Did you know that golf balls are filled with acid? That’s why they’re so bouncy. You ever try bouncing a golf ball on your driveway, on a paved surface? You don’t expect it to bounce so high, because it’s hard, it’s like a rock, like try throwing a rock on your driveway, nothing, just a loud smack. But golf balls bounce, because they’re filled with acid.
You ever see a golf ball cut in half? Never. You hit them over and over again with your golf clubs and nothing, no cracks, those things are going to outlast all of us. But say you’re getting curious, say you cut one open with a saw or a sharp blade. Don’t do it, I’m just saying, say you tried it out. All of that acid would come pouring out, it would dissolve the whole golf ball from the outside in. That’s why you never see any broken balls lying around, because they automatically self-destruct.
You don’t ever think to yourself, how do they get the acid inside the golf ball? Like, take a golf ball and take a good, close look. Don’t worry, that acid is safe behind the hard surface. Look even closer. Do you see any seams? Nothing. It’s totally solid, like how did they get that acid inside in the first place?
Sure it’s not a big deal to imagine some sort of modern technology making that happen. I’m just throwing ideas around, but maybe they suspend the acid in some sort of a magnetic field, and then they form the shell in a liquid state outside of it, and then the whole thing is flash frozen – ZAP – presto, golf ball. Fine.
But what about in the early ages of golf? You know that golf was invented over two hundred years ago, right? Talk about crazy, I can’t imagine playing even nine holes right now, with a cart, with an unlimited supply of balls. It’s too hard. Those ancient Scottish golfers, one of them was talking to his friend, he’s like, “Hey man, I’ve got a great idea, we’ll make a really small ball and whack it with some sticks across fields, ultimately trying to get it into a little hole in as few whacks as possible.”
And the other golfer was like, “You know what? That actually sounds kind of fun. Here, let me try.” But I don’t know about you, but my first time holding a golf club, teeing up at the driving range, I’d never swung at a ball before, it was a disaster. The ball went up and to the left and didn’t even make it out of the box I was standing in.
The first time I teed off from an actual course wasn’t any better. Ninety percent of my shots went straight into the woods, which, I’m guessing in ancient Scotland, that golfer would have been like, “Oh well, I seemed to have lost that ball, sorry. Can I try again? Practice makes perfect.”

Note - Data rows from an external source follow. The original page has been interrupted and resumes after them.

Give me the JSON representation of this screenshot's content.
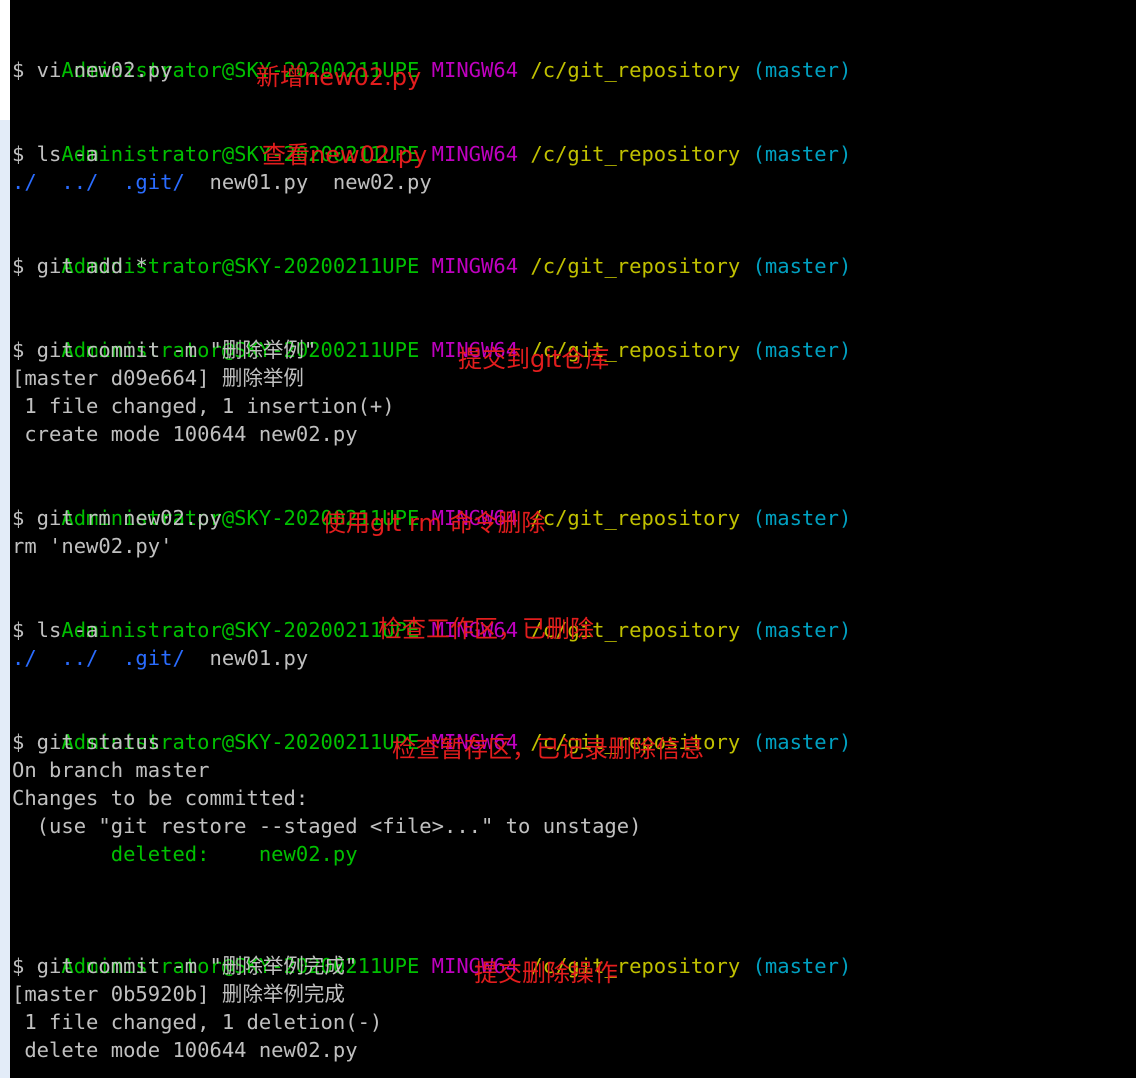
{
  "prompt": {
    "user_host": "Administrator@SKY-20200211UPE",
    "shell": "MINGW64",
    "path": "/c/git_repository",
    "branch": "(master)"
  },
  "blocks": [
    {
      "command": "$ vi new02.py",
      "note": "新增new02.py"
    },
    {
      "command": "$ ls -a",
      "note": "查看new02.py",
      "listing": {
        "dot": "./",
        "dotdot": "../",
        "git": ".git/",
        "files": "new01.py  new02.py"
      }
    },
    {
      "command": "$ git add *"
    },
    {
      "command": "$ git commit -m \"删除举例\"",
      "note": "提交到git仓库",
      "output": [
        "[master d09e664] 删除举例",
        " 1 file changed, 1 insertion(+)",
        " create mode 100644 new02.py"
      ]
    },
    {
      "command": "$ git rm new02.py",
      "note": "使用git rm 命令删除",
      "output": [
        "rm 'new02.py'"
      ]
    },
    {
      "command": "$ ls -a",
      "note": "检查工作区，已删除",
      "listing": {
        "dot": "./",
        "dotdot": "../",
        "git": ".git/",
        "files": "new01.py"
      }
    },
    {
      "command": "$ git status",
      "note": "检查暂存区，已记录删除信息",
      "output": [
        "On branch master",
        "Changes to be committed:",
        "  (use \"git restore --staged <file>...\" to unstage)"
      ],
      "deleted": {
        "label": "        deleted:    ",
        "file": "new02.py"
      }
    },
    {
      "command": "$ git commit -m \"删除举例完成\"",
      "note": "提交删除操作",
      "output": [
        "[master 0b5920b] 删除举例完成",
        " 1 file changed, 1 deletion(-)",
        " delete mode 100644 new02.py"
      ]
    }
  ],
  "colors": {
    "background": "#000000",
    "user_host": "#00c000",
    "shell": "#c000c0",
    "path": "#c0c000",
    "branch": "#00a0c0",
    "directory": "#2a6cff",
    "text": "#c0c0c0",
    "annotation": "#e21d1d"
  }
}
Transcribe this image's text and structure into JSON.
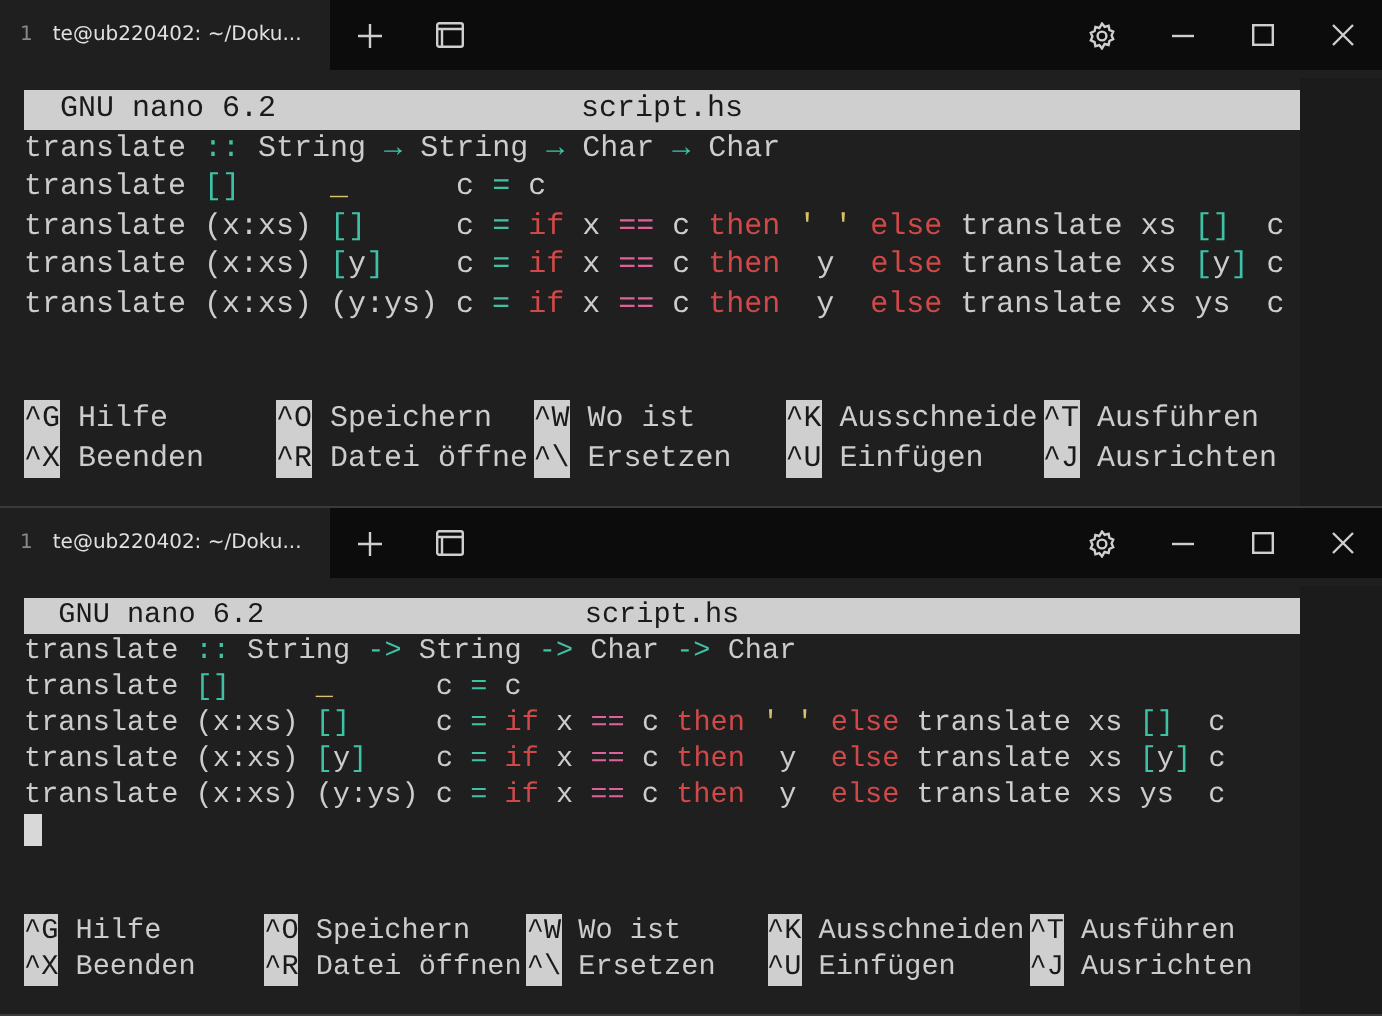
{
  "windows": [
    {
      "tab": {
        "number": "1",
        "title": "te@ub220402: ~/Doku..."
      },
      "header": {
        "version": "GNU nano 6.2",
        "filename": "script.hs"
      },
      "lines": [
        [
          {
            "text": "translate ",
            "kind": "plain"
          },
          {
            "text": "::",
            "kind": "symbol"
          },
          {
            "text": " String ",
            "kind": "plain"
          },
          {
            "text": "→",
            "kind": "symbol"
          },
          {
            "text": " String ",
            "kind": "plain"
          },
          {
            "text": "→",
            "kind": "symbol"
          },
          {
            "text": " Char ",
            "kind": "plain"
          },
          {
            "text": "→",
            "kind": "symbol"
          },
          {
            "text": " Char",
            "kind": "plain"
          }
        ],
        [
          {
            "text": "translate ",
            "kind": "plain"
          },
          {
            "text": "[]     ",
            "kind": "symbol"
          },
          {
            "text": "_      ",
            "kind": "literal"
          },
          {
            "text": "c ",
            "kind": "plain"
          },
          {
            "text": "= ",
            "kind": "symbol"
          },
          {
            "text": "c",
            "kind": "plain"
          }
        ],
        [
          {
            "text": "translate (x:xs) ",
            "kind": "plain"
          },
          {
            "text": "[]     ",
            "kind": "symbol"
          },
          {
            "text": "c ",
            "kind": "plain"
          },
          {
            "text": "= ",
            "kind": "symbol"
          },
          {
            "text": "if ",
            "kind": "keyword"
          },
          {
            "text": "x ",
            "kind": "plain"
          },
          {
            "text": "== ",
            "kind": "operator"
          },
          {
            "text": "c ",
            "kind": "plain"
          },
          {
            "text": "then ",
            "kind": "keyword"
          },
          {
            "text": "' ' ",
            "kind": "literal"
          },
          {
            "text": "else ",
            "kind": "keyword"
          },
          {
            "text": "translate xs ",
            "kind": "plain"
          },
          {
            "text": "[]  ",
            "kind": "symbol"
          },
          {
            "text": "c",
            "kind": "plain"
          }
        ],
        [
          {
            "text": "translate (x:xs) ",
            "kind": "plain"
          },
          {
            "text": "[",
            "kind": "symbol"
          },
          {
            "text": "y",
            "kind": "plain"
          },
          {
            "text": "]    ",
            "kind": "symbol"
          },
          {
            "text": "c ",
            "kind": "plain"
          },
          {
            "text": "= ",
            "kind": "symbol"
          },
          {
            "text": "if ",
            "kind": "keyword"
          },
          {
            "text": "x ",
            "kind": "plain"
          },
          {
            "text": "== ",
            "kind": "operator"
          },
          {
            "text": "c ",
            "kind": "plain"
          },
          {
            "text": "then ",
            "kind": "keyword"
          },
          {
            "text": " y  ",
            "kind": "plain"
          },
          {
            "text": "else ",
            "kind": "keyword"
          },
          {
            "text": "translate xs ",
            "kind": "plain"
          },
          {
            "text": "[",
            "kind": "symbol"
          },
          {
            "text": "y",
            "kind": "plain"
          },
          {
            "text": "] ",
            "kind": "symbol"
          },
          {
            "text": "c",
            "kind": "plain"
          }
        ],
        [
          {
            "text": "translate (x:xs) (y:ys) c ",
            "kind": "plain"
          },
          {
            "text": "= ",
            "kind": "symbol"
          },
          {
            "text": "if ",
            "kind": "keyword"
          },
          {
            "text": "x ",
            "kind": "plain"
          },
          {
            "text": "== ",
            "kind": "operator"
          },
          {
            "text": "c ",
            "kind": "plain"
          },
          {
            "text": "then ",
            "kind": "keyword"
          },
          {
            "text": " y  ",
            "kind": "plain"
          },
          {
            "text": "else ",
            "kind": "keyword"
          },
          {
            "text": "translate xs ys  c",
            "kind": "plain"
          }
        ]
      ],
      "shortcuts": [
        {
          "key": "^G",
          "label": "Hilfe"
        },
        {
          "key": "^O",
          "label": "Speichern"
        },
        {
          "key": "^W",
          "label": "Wo ist"
        },
        {
          "key": "^K",
          "label": "Ausschneide"
        },
        {
          "key": "^T",
          "label": "Ausführen"
        },
        {
          "key": "^X",
          "label": "Beenden"
        },
        {
          "key": "^R",
          "label": "Datei öffne"
        },
        {
          "key": "^\\",
          "label": "Ersetzen"
        },
        {
          "key": "^U",
          "label": "Einfügen"
        },
        {
          "key": "^J",
          "label": "Ausrichten"
        }
      ]
    },
    {
      "tab": {
        "number": "1",
        "title": "te@ub220402: ~/Doku..."
      },
      "header": {
        "version": "GNU nano 6.2",
        "filename": "script.hs"
      },
      "lines": [
        [
          {
            "text": "translate ",
            "kind": "plain"
          },
          {
            "text": "::",
            "kind": "symbol"
          },
          {
            "text": " String ",
            "kind": "plain"
          },
          {
            "text": "->",
            "kind": "symbol"
          },
          {
            "text": " String ",
            "kind": "plain"
          },
          {
            "text": "->",
            "kind": "symbol"
          },
          {
            "text": " Char ",
            "kind": "plain"
          },
          {
            "text": "->",
            "kind": "symbol"
          },
          {
            "text": " Char",
            "kind": "plain"
          }
        ],
        [
          {
            "text": "translate ",
            "kind": "plain"
          },
          {
            "text": "[]     ",
            "kind": "symbol"
          },
          {
            "text": "_      ",
            "kind": "literal"
          },
          {
            "text": "c ",
            "kind": "plain"
          },
          {
            "text": "= ",
            "kind": "symbol"
          },
          {
            "text": "c",
            "kind": "plain"
          }
        ],
        [
          {
            "text": "translate (x:xs) ",
            "kind": "plain"
          },
          {
            "text": "[]     ",
            "kind": "symbol"
          },
          {
            "text": "c ",
            "kind": "plain"
          },
          {
            "text": "= ",
            "kind": "symbol"
          },
          {
            "text": "if ",
            "kind": "keyword"
          },
          {
            "text": "x ",
            "kind": "plain"
          },
          {
            "text": "== ",
            "kind": "operator"
          },
          {
            "text": "c ",
            "kind": "plain"
          },
          {
            "text": "then ",
            "kind": "keyword"
          },
          {
            "text": "' ' ",
            "kind": "literal"
          },
          {
            "text": "else ",
            "kind": "keyword"
          },
          {
            "text": "translate xs ",
            "kind": "plain"
          },
          {
            "text": "[]  ",
            "kind": "symbol"
          },
          {
            "text": "c",
            "kind": "plain"
          }
        ],
        [
          {
            "text": "translate (x:xs) ",
            "kind": "plain"
          },
          {
            "text": "[",
            "kind": "symbol"
          },
          {
            "text": "y",
            "kind": "plain"
          },
          {
            "text": "]    ",
            "kind": "symbol"
          },
          {
            "text": "c ",
            "kind": "plain"
          },
          {
            "text": "= ",
            "kind": "symbol"
          },
          {
            "text": "if ",
            "kind": "keyword"
          },
          {
            "text": "x ",
            "kind": "plain"
          },
          {
            "text": "== ",
            "kind": "operator"
          },
          {
            "text": "c ",
            "kind": "plain"
          },
          {
            "text": "then ",
            "kind": "keyword"
          },
          {
            "text": " y  ",
            "kind": "plain"
          },
          {
            "text": "else ",
            "kind": "keyword"
          },
          {
            "text": "translate xs ",
            "kind": "plain"
          },
          {
            "text": "[",
            "kind": "symbol"
          },
          {
            "text": "y",
            "kind": "plain"
          },
          {
            "text": "] ",
            "kind": "symbol"
          },
          {
            "text": "c",
            "kind": "plain"
          }
        ],
        [
          {
            "text": "translate (x:xs) (y:ys) c ",
            "kind": "plain"
          },
          {
            "text": "= ",
            "kind": "symbol"
          },
          {
            "text": "if ",
            "kind": "keyword"
          },
          {
            "text": "x ",
            "kind": "plain"
          },
          {
            "text": "== ",
            "kind": "operator"
          },
          {
            "text": "c ",
            "kind": "plain"
          },
          {
            "text": "then ",
            "kind": "keyword"
          },
          {
            "text": " y  ",
            "kind": "plain"
          },
          {
            "text": "else ",
            "kind": "keyword"
          },
          {
            "text": "translate xs ys  c",
            "kind": "plain"
          }
        ]
      ],
      "cursor_visible": true,
      "shortcuts": [
        {
          "key": "^G",
          "label": "Hilfe"
        },
        {
          "key": "^O",
          "label": "Speichern"
        },
        {
          "key": "^W",
          "label": "Wo ist"
        },
        {
          "key": "^K",
          "label": "Ausschneiden"
        },
        {
          "key": "^T",
          "label": "Ausführen"
        },
        {
          "key": "^X",
          "label": "Beenden"
        },
        {
          "key": "^R",
          "label": "Datei öffnen"
        },
        {
          "key": "^\\",
          "label": "Ersetzen"
        },
        {
          "key": "^U",
          "label": "Einfügen"
        },
        {
          "key": "^J",
          "label": "Ausrichten"
        }
      ]
    }
  ]
}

But how? Try again with what? Another ball? Where did that first golfer get that ball in the first place? Are you telling me that these guys two hundred years ago had access to acid machines or whatever is that they use to make golf balls? Or lawn mowers? How were they keeping the greens short enough to putt on?
What I’m getting at is that none of it makes any sense. Golf is wildly popular now, yes, but the idea that golf ever made it past the drawing board stage seems highly unlikely, impossible even. I mean, sure, there wasn’t any Internet or anything, and so, I don’t know, what were they all doing out there, shepherding? Herding animals? I guess that could have been boring enough to the point where hitting a ball hundreds of yards in the opposite direction might have seemed like a slightly more entertaining activity than standing around doing nothing.
But how did they get access to the acid? And I haven’t even brought up the clubs. Do you know that the heads of the woods are actually hollowed out and filled with nitrogen? It’s something about evening out the hitting surface. I don’t understand it. I don’t claim to understand it. So how did these Scottish guys figure it out hundreds of years ago? It doesn’t make any sense. What am I not getting here?